T&T Senator: Tag criminal suspects

(Trinidad Express) Persons who are suspected criminals should be tagged with the electronic monitoring bracelet so police can catch them in the act, says temporary Government Senator Jamal Mohammed.

Jamal Mohammed

Mohammed’s suggestion sparked an uproar from the Opposition benches as the Opposition senators questioned if he was really serious.  He made the recommendation during his contribution to the Electronic Monitoring Bill during the Senate sitting on Tuesday, at Tower D, International Waterfront Centre, Wrightson Road, Port of Spain.

In piloting the bill, Justice Minister Herbert Volney said people convicted of crimes were to be monitored with an electronic bracelet, and this will ease overcrowding in prisons and reduce the bill to maintain an offender in prison.  But Mohammed, in his contribution, said: “You know, in Trinidad and Tobago, I always hear, and I don’t know if it is true, that the policemen in our country… they know who all the criminals are, they have intelligence as to who all the criminals are…they know how they operate and so on; it’s just that they cannot bring them in because of a lack of evidence or whatever the case might be.

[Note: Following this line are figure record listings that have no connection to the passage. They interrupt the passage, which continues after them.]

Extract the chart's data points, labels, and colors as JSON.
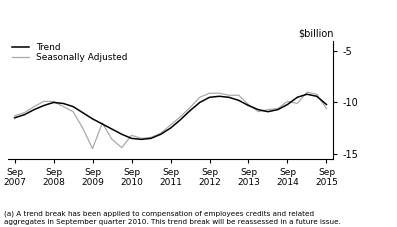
{
  "title": "$billion",
  "ylim": [
    -15.5,
    -4.0
  ],
  "yticks": [
    -5,
    -10,
    -15
  ],
  "footnote": "(a) A trend break has been applied to compensation of employees credits and related\naggregates in September quarter 2010. This trend break will be reassessed in a future issue.",
  "legend_trend": "Trend",
  "legend_sa": "Seasonally Adjusted",
  "trend_color": "#000000",
  "sa_color": "#aaaaaa",
  "background_color": "#ffffff",
  "xtick_labels": [
    "Sep\n2007",
    "Sep\n2008",
    "Sep\n2009",
    "Sep\n2010",
    "Sep\n2011",
    "Sep\n2012",
    "Sep\n2013",
    "Sep\n2014",
    "Sep\n2015"
  ],
  "xtick_positions": [
    2007.67,
    2008.67,
    2009.67,
    2010.67,
    2011.67,
    2012.67,
    2013.67,
    2014.67,
    2015.67
  ],
  "trend_x": [
    2007.67,
    2007.92,
    2008.17,
    2008.42,
    2008.67,
    2008.92,
    2009.17,
    2009.42,
    2009.67,
    2009.92,
    2010.17,
    2010.42,
    2010.67,
    2010.92,
    2011.17,
    2011.42,
    2011.67,
    2011.92,
    2012.17,
    2012.42,
    2012.67,
    2012.92,
    2013.17,
    2013.42,
    2013.67,
    2013.92,
    2014.17,
    2014.42,
    2014.67,
    2014.92,
    2015.17,
    2015.42,
    2015.67
  ],
  "trend_y": [
    -11.5,
    -11.2,
    -10.7,
    -10.3,
    -10.0,
    -10.1,
    -10.4,
    -11.0,
    -11.6,
    -12.1,
    -12.6,
    -13.1,
    -13.5,
    -13.6,
    -13.5,
    -13.1,
    -12.5,
    -11.7,
    -10.8,
    -10.0,
    -9.5,
    -9.4,
    -9.5,
    -9.8,
    -10.3,
    -10.7,
    -10.9,
    -10.7,
    -10.2,
    -9.5,
    -9.2,
    -9.4,
    -10.2
  ],
  "sa_x": [
    2007.67,
    2007.92,
    2008.17,
    2008.42,
    2008.67,
    2008.92,
    2009.17,
    2009.42,
    2009.67,
    2009.92,
    2010.17,
    2010.42,
    2010.67,
    2010.92,
    2011.17,
    2011.42,
    2011.67,
    2011.92,
    2012.17,
    2012.42,
    2012.67,
    2012.92,
    2013.17,
    2013.42,
    2013.67,
    2013.92,
    2014.17,
    2014.42,
    2014.67,
    2014.92,
    2015.17,
    2015.42,
    2015.67
  ],
  "sa_y": [
    -11.3,
    -11.0,
    -10.4,
    -9.9,
    -9.9,
    -10.4,
    -10.9,
    -12.5,
    -14.5,
    -12.0,
    -13.6,
    -14.4,
    -13.2,
    -13.5,
    -13.4,
    -13.0,
    -12.2,
    -11.4,
    -10.5,
    -9.5,
    -9.1,
    -9.1,
    -9.3,
    -9.3,
    -10.2,
    -10.9,
    -10.7,
    -10.6,
    -9.9,
    -10.1,
    -9.0,
    -9.2,
    -10.6
  ]
}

This Electronic Monitoring Bill and this facility, the electronic monitor, we should snap it on all of those we suspect, so we can monitor them 24 hours of every day, so we know exactly where they are,” said Mohammed.

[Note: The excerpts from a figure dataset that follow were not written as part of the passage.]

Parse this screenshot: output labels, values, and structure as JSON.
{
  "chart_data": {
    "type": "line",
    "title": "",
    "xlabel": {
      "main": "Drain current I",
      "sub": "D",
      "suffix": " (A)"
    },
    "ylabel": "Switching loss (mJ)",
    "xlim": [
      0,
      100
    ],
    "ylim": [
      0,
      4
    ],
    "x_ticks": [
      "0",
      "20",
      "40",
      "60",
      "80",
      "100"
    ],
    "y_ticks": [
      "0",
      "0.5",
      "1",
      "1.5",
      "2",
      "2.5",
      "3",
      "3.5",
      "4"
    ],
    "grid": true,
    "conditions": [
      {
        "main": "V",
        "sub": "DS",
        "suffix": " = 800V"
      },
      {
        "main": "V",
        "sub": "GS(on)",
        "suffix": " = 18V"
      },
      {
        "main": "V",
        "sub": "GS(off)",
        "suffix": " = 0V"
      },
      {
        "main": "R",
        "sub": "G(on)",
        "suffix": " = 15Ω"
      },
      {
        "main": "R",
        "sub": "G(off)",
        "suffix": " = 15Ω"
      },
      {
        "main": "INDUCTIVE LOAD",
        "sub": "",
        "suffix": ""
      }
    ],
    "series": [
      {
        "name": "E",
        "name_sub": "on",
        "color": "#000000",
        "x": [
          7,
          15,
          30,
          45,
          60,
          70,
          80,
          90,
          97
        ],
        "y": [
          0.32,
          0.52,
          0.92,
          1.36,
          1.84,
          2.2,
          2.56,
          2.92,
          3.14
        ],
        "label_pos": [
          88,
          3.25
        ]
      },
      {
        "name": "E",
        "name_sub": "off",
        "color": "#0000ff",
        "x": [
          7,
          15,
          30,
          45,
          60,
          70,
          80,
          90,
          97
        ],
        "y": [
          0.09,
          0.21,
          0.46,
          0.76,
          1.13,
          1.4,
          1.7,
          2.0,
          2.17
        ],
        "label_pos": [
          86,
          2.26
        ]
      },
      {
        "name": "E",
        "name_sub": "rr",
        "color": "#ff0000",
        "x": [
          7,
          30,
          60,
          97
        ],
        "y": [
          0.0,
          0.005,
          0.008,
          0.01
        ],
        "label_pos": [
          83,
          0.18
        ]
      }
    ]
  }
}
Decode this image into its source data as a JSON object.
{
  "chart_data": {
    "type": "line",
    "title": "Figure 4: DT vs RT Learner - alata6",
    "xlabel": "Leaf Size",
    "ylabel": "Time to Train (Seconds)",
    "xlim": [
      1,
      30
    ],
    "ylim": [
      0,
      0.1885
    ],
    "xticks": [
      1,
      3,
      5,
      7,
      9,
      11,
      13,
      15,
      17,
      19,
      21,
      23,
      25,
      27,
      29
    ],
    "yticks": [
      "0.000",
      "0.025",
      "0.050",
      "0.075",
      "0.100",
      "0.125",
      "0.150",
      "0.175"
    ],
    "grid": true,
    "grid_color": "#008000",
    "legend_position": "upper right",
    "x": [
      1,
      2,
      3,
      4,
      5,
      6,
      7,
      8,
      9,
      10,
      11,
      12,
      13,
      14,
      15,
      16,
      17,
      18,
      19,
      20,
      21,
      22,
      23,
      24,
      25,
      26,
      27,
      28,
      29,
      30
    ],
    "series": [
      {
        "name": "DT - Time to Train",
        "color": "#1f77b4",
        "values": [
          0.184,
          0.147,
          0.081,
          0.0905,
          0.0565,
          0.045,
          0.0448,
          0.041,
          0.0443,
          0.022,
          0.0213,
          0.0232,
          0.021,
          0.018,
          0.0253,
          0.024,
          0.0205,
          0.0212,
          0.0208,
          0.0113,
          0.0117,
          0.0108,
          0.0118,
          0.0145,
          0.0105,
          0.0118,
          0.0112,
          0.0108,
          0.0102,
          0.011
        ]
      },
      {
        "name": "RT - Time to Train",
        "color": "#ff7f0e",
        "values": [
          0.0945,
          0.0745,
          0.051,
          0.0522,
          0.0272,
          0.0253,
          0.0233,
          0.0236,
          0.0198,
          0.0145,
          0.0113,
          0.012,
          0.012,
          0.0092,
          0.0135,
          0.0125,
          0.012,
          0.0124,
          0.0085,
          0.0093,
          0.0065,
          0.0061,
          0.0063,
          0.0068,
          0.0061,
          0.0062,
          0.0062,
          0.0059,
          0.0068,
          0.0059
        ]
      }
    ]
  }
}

“Are you serious? Those who we suspect?” shouted Opposition members.

Mohammed responded, “Serious! For example…if the police have a suspicion that there is a possibility that a person might be involved in untoward activity…we have to be able to provide the opportunity to monitor and to take a closer look at these people who we might feel, or the intelligence officers in the community might feel, that they have to look at.”

“There is an idea out there of where these people are and what they are doing. So we have to be able to be in a position to at least look at them and monitor them, and find some way to find out what we can do to stop them,” he continued.